London, April 3 (IANS) As companies the world over commit to make ventilators to meet the demand, researchers are now developing computer models based on artificial intelligence (AI) that calculate the risk of an individual patient’s need for a ventilator or intensive care.
Several non-health companies are now scrambling to produce vents as more and more critical COVID-19 cases are showing up globally.
“With these AI models, hospitals will be able to know – for example – that 40 per cent of their 300 hospitalised patients will probably require a ventilator within one week. This allows them to plan and deploy their resources in the best possible way,” said Mads Nielsen from University of Copenhagen in Denmark.
According to the researchers, algorithms will harvest vast amounts of data from multiple sources.
The data consists of X-rays, tests and measurements taken of patients at the time of their admittance to the hospital, along with their electronic health records.
“All data will go to a supercomputer where, within minutes, our model calculates how likely a specific patient is to require a ventilator, and how many days will go by before such a need arises. That’s our goal,” Nielsen said.
Although the models will not be used as a basis for treating individual patients, they will be used as a planning tool that can still make a big difference for hospital staff.
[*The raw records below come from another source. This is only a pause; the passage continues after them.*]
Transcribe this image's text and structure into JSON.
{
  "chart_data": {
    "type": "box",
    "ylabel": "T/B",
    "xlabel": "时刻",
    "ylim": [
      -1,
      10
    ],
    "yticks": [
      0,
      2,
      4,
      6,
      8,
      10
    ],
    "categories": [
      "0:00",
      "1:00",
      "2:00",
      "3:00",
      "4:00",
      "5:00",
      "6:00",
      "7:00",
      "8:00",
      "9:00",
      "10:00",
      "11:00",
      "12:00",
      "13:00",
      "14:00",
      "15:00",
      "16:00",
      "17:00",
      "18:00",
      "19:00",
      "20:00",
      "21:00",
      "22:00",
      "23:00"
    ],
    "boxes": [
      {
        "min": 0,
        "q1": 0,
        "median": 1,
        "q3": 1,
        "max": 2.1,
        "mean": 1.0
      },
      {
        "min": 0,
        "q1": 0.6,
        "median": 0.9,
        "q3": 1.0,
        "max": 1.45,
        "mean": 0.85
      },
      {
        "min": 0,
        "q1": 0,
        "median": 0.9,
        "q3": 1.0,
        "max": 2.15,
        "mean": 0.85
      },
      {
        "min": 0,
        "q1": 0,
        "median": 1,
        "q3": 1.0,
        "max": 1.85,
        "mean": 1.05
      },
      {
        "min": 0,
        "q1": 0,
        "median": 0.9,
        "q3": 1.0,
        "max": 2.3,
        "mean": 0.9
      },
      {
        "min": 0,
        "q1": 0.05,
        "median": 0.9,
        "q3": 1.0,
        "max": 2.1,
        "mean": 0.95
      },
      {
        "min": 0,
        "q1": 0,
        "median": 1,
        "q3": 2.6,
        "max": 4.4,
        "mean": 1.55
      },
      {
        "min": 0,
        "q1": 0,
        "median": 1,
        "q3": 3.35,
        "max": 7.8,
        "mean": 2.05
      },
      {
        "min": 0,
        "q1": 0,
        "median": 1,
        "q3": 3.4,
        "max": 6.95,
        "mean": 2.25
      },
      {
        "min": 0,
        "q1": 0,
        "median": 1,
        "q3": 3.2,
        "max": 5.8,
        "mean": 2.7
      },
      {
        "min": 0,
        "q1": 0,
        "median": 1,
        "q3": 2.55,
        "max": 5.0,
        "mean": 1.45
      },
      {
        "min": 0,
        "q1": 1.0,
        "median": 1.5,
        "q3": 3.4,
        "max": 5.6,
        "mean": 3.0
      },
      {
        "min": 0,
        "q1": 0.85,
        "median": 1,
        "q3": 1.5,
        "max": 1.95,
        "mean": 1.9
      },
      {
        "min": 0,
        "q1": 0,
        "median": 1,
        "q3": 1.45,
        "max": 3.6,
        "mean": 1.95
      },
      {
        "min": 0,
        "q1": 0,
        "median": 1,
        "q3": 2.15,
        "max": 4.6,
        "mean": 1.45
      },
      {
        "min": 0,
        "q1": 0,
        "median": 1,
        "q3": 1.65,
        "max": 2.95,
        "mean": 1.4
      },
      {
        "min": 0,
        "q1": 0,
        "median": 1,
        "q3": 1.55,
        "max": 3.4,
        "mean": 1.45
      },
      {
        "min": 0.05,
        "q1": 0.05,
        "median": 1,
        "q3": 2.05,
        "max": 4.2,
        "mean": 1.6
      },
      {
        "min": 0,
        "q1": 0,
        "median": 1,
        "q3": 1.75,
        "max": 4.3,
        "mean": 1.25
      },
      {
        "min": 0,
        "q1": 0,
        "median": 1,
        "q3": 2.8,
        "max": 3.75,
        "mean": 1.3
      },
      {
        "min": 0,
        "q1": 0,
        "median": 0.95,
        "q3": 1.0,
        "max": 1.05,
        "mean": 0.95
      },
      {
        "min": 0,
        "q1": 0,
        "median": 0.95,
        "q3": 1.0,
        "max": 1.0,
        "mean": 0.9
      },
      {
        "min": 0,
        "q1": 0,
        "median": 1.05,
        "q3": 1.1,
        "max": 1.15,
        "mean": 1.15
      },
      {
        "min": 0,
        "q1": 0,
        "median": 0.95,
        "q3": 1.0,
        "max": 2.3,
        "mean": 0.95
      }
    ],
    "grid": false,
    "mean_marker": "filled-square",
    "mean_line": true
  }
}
In doing so, doctors hope to identify shared traits among the most severely affected patients. This may turn out to be the number of white blood cells, the use of certain pharmaceuticals or something else.
Researchers said they are aware of certain things that increase risk, such as age, smoking, asthma and heart problems, but there are other factors involved.
“After all, we hear about young people who end up on ventilators and older people who do well without understanding why. So let’s get the computer to find patterns that we aren’t able to see ourselves,” explained Espen Solem, Chief Physician, Bispebjerg and Frederiksberg Hospitals.
These patterns will be compared with information from newly hospitalised patients.
“We hope that our models will be able to be used during this initial wave of coronavirus infections, otherwise, they will be beneficial during the second wave that we anticipate in autumn,” Nielsen noted.